Castiel explained that in space, physical and biological ageing occurs 20 times faster than on Earth—and it’s reversible. This accelerated ageing affects all organs, including the skin.
“We wanted to make sure people knew this option existed,” she said.
7. The ocean is a treasure trove for cosmetics innovation and sustainability
The ocean holds vast, untapped resources that could yield new, more sustainable ingredients.

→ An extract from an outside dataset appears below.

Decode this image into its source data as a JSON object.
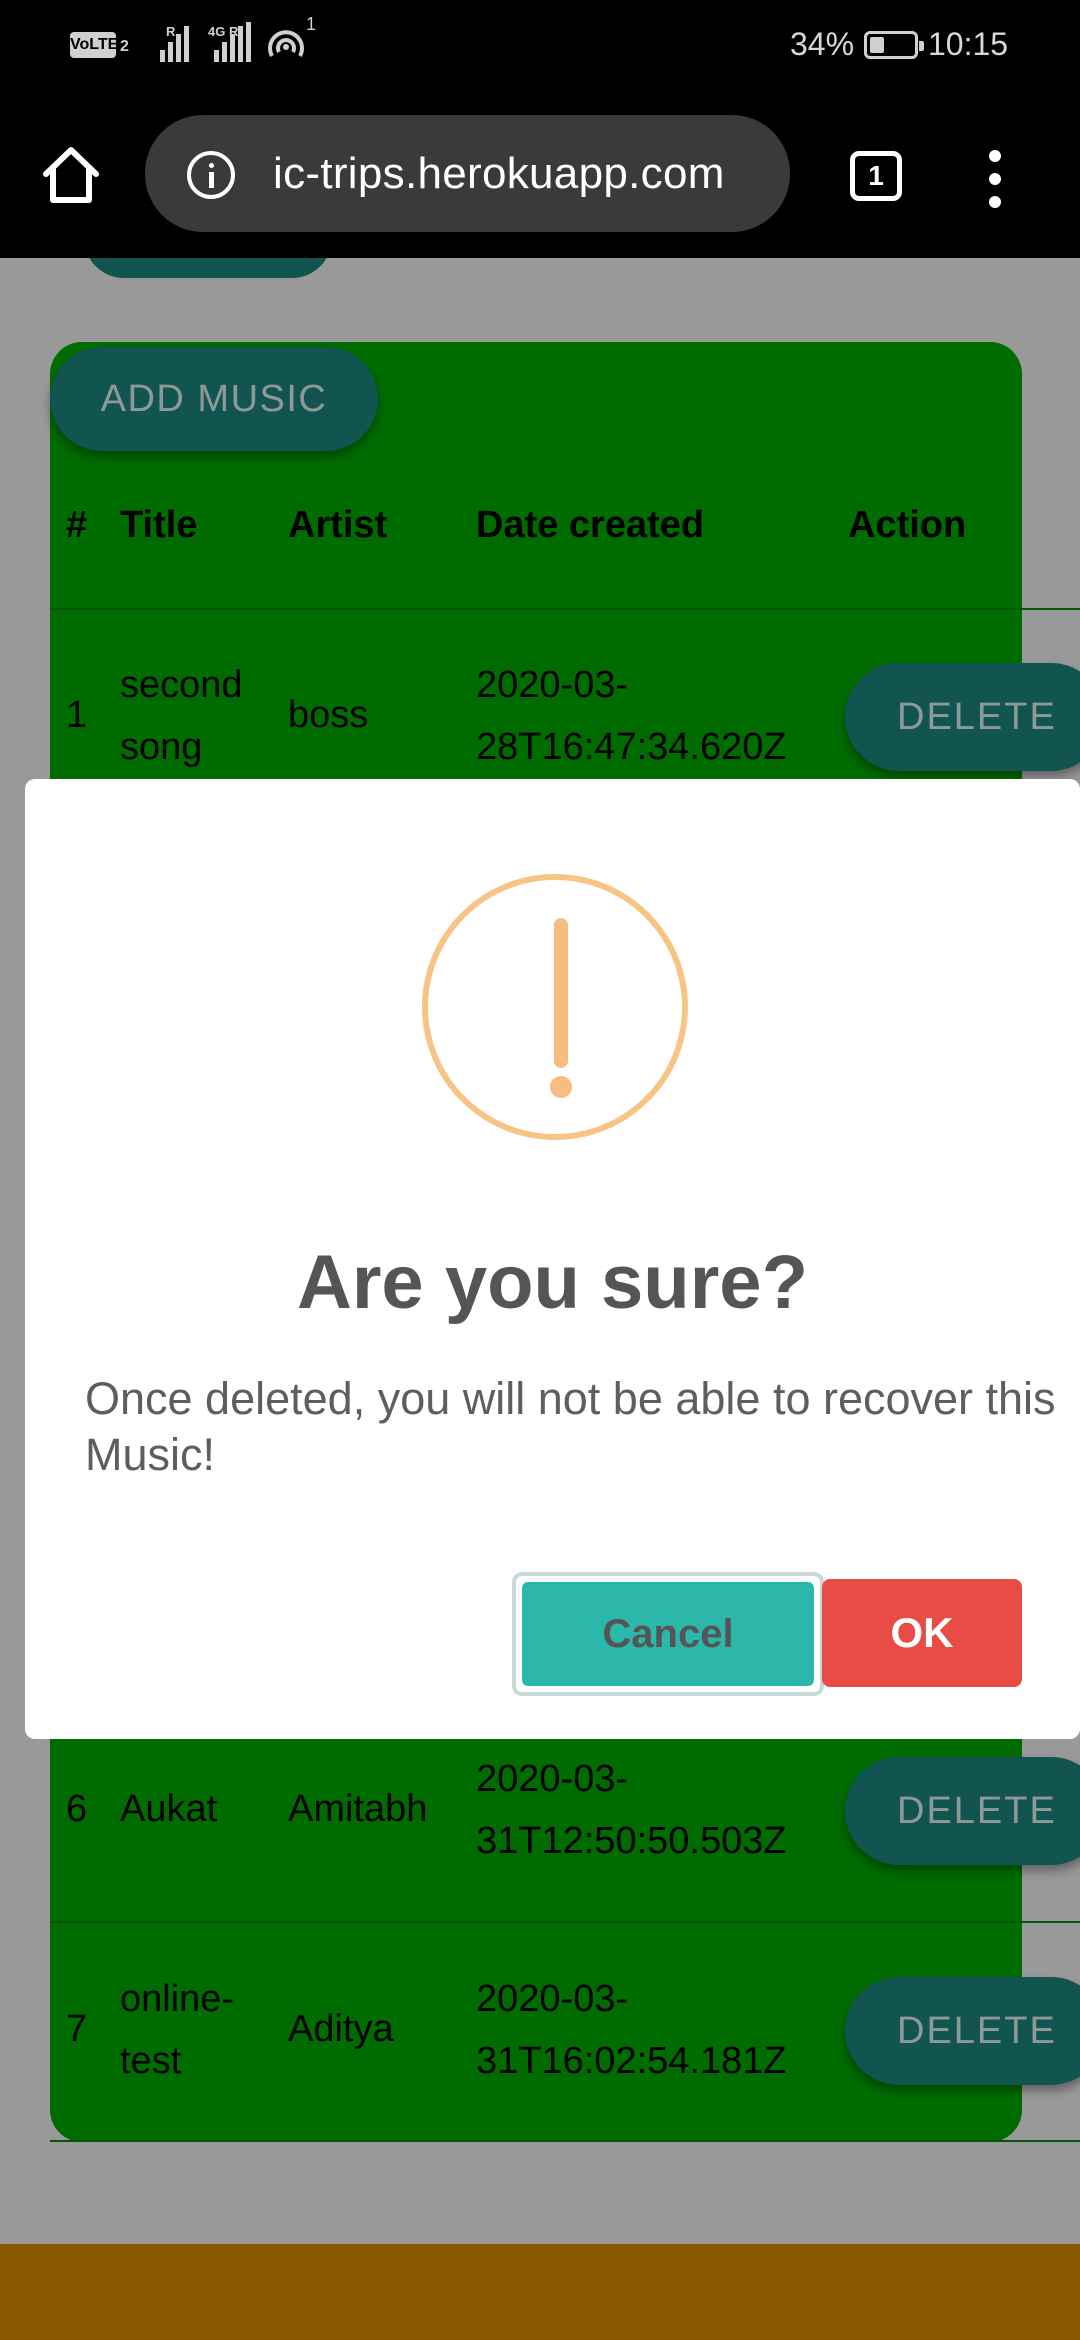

One keynote speaker on this topic was Gilles Boeuf, a French biologist who formerly served as President of the National Museum of Natural History and was a professor at Pierre and Marie Curie University.
His presentation explored the ocean’s immense, unique, and threatened biodiversity, emphasising its interconnectedness, stability, and salinity. He also discussed the ocean’s vital role in climate regulation and the impact of rapid changes driven by human activity. The concept of One Health—the interdependence of human, animal, and ecosystem health—was also highlighted.
“I wanted to raise awareness about the ocean and its potential to drive innovation,” said Castiel. “There are so many species—90% of which we don’t yet understand—including yeasts, algae, and bacteria.”
“It’s a tremendous source of new ingredients, but studying the ocean also helps us understand life itself.”
Boeuf elaborated on how natural life once operated in synergy, governed by the laws of energy, and inherently sustainable.
“It was a way to show people that there are alternative approaches—perhaps more synergistic ones—that could help us develop more sustainably,” said Castiel. “The ocean is a major provider of insights—and let’s not forget, life begins with water. He said: study the ocean better, study evolution better.”
8. Insights from cosmetics companies can be just as valuable as scientific research
Anke Hadasch, Global VP of Colour Science at L’Oréal, presented an overview of global multicultural beauty studies on the face, lips, and hair—research that enables inclusive colour creation by design.
She also discussed cognitive colour studies that explore the emotional impact of lip colours, explaining how this research is enhancing lip colour formulation and personalisation.
“Colour is a major topic in the cosmetics industry, but it’s rarely addressed at conferences like this, where we tend to seek research from someone with a PhD,” said Castiel. “But I realised that the real expertise in this area lies within cosmetics companies, where specialists are working on formulations, emotions, perceptions, devices, and more. It’s a topic that hasn’t been explored before.”